Lattice continues to play its role as
cost-optimized FPGA solution vendor
While Xilinx and Altera embrace 28nm technology to increase
the density of gate elements in FPGAs, Lattice Semiconductor,
as usual tries to get maximum benefits out of the established
and mature node 65nm. Lattice sees the cost advantage and
reliability advantage of 65nm semiconductor fab technology
is more valuable than expensive and risky 28nm node. But
the Lattice is going to make FPGA chips in 28nm once the
cost and reliability of 28m improves. It doesn't want get
into 40 nm node at all, due to both economical and technical
reasons. Lattice' semiconductor fab service provider for
its 65nm chips is Fujitsu.
Lattice has launched the new FPGA family ECP4 with 250K
logic elements and has SERDES with 6Gbps speed. Though gate
count is less than 28nm FPGAs from Xilinx and Altera, but
there is enoungh number to develop FPGA based cards for
use in large number of wireless and wireline applications,
mainly base stations. Lattice' ECP4 offering is to save
the cost and also not rising the power consumption. The
more specific applications suggested include Remote Wireless
Radio Heads, Distributed Antenna Systems, Cellular Base
stations, Ethernet Aggregation, Switching, Routing, Industrial
Networking, Video Signal Processing, Video Transmission
and Data Center Computing.
The new ECP4 family features increased DSP capability.
The DSP capability of FPGA has increased significantly in
recent years, forcing DSP application developers to choose
FPGA chips instead of DSP chips form vendors such as Texas
Instruments and Analog Devices, According to Sidharth Mohanty,
General Manager, Lattice India.
Notable features of ECP4 family include:
1. 6Gbps SERDES in low cost wire-bond packages.
2. Sixteen CEI-compliant 6 Gbps SERDES channels with embedded
Physical Coding Sub-layer (PCS) blocks PCI Express 2.1,
multiple 10 Gigabit Ethernet MAC and Tri-speed Ethernet
MACs as well as Serial Rapid I/O (SRIO) 2.1.
3. Digital signal processing (DSP) blocks with 18x18 multipliers,
wide ALUs, adder-trees and carry chains for cascadability.
Booster logic to 4x multiply the each DSP block compared
to ECP3 family. The flexible 18x18 multipliers can be split
into 9x9 or combined into 36x36 to perfectly match customers'
application requirements.
4. Up to 576 multipliers can be cascaded together to build
complex filters for wireless Remote Radio Heads (RRH), MIMO-based
RF antenna solutions and video processing applications.
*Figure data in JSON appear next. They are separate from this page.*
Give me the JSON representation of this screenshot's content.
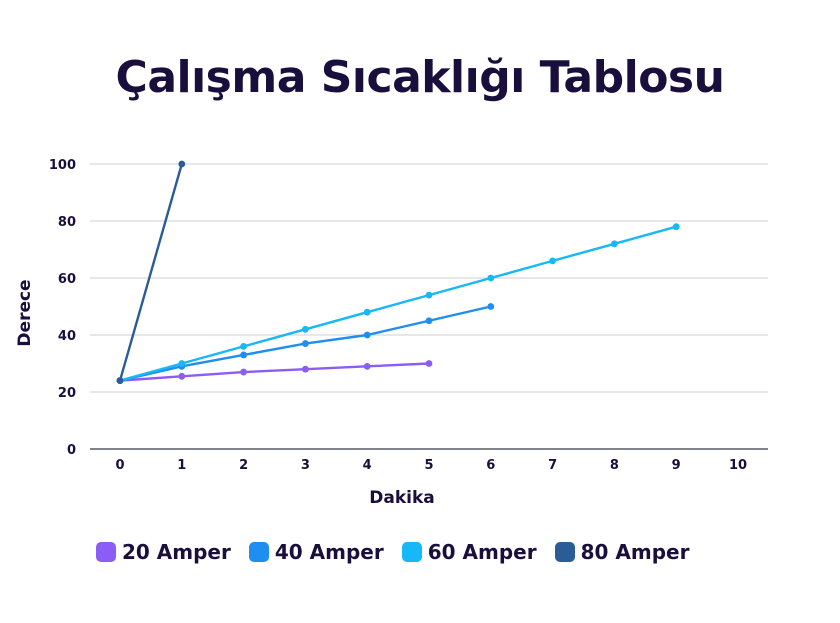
{
  "chart_data": {
    "type": "line",
    "title": "Çalışma Sıcaklığı Tablosu",
    "xlabel": "Dakika",
    "ylabel": "Derece",
    "xlim": [
      0,
      10
    ],
    "ylim": [
      0,
      100
    ],
    "xticks": [
      "0",
      "1",
      "2",
      "3",
      "4",
      "5",
      "6",
      "7",
      "8",
      "9",
      "10"
    ],
    "yticks": [
      "0",
      "20",
      "40",
      "60",
      "80",
      "100"
    ],
    "grid": true,
    "legend_position": "bottom",
    "series": [
      {
        "name": "20 Amper",
        "color": "#8b5cf6",
        "x": [
          0,
          1,
          2,
          3,
          4,
          5
        ],
        "y": [
          24,
          25.5,
          27,
          28,
          29,
          30
        ]
      },
      {
        "name": "40 Amper",
        "color": "#1f8ef1",
        "x": [
          0,
          1,
          2,
          3,
          4,
          5,
          6
        ],
        "y": [
          24,
          29,
          33,
          37,
          40,
          45,
          50
        ]
      },
      {
        "name": "60 Amper",
        "color": "#17b8f5",
        "x": [
          0,
          1,
          2,
          3,
          4,
          5,
          6,
          7,
          8,
          9
        ],
        "y": [
          24,
          30,
          36,
          42,
          48,
          54,
          60,
          66,
          72,
          78
        ]
      },
      {
        "name": "80 Amper",
        "color": "#2a5d95",
        "x": [
          0,
          1
        ],
        "y": [
          24,
          100
        ]
      }
    ]
  }
}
5. 1066 Mbps DDR3 memory interfaces and 1.25 Gbps LVDS
I/Os, which can be, provisioned as serial Gigabit Ethernet
interfaces.
6. 1.25 Gbps LVDS I/O, with Clock Data Recovery blocks,
allows interfacing to high performance ADCs/DACs and implementation
of SGMII/GbE links.
7. The CDR functionality on general purpose I/O increases
the number of serial I/O available to the designer, allowing
smaller FPGAs to be used when a large number of SERDES channels
are needed.
Availability: To get samples you got to wait until
first half of 2012 and volumes in second half of 2012.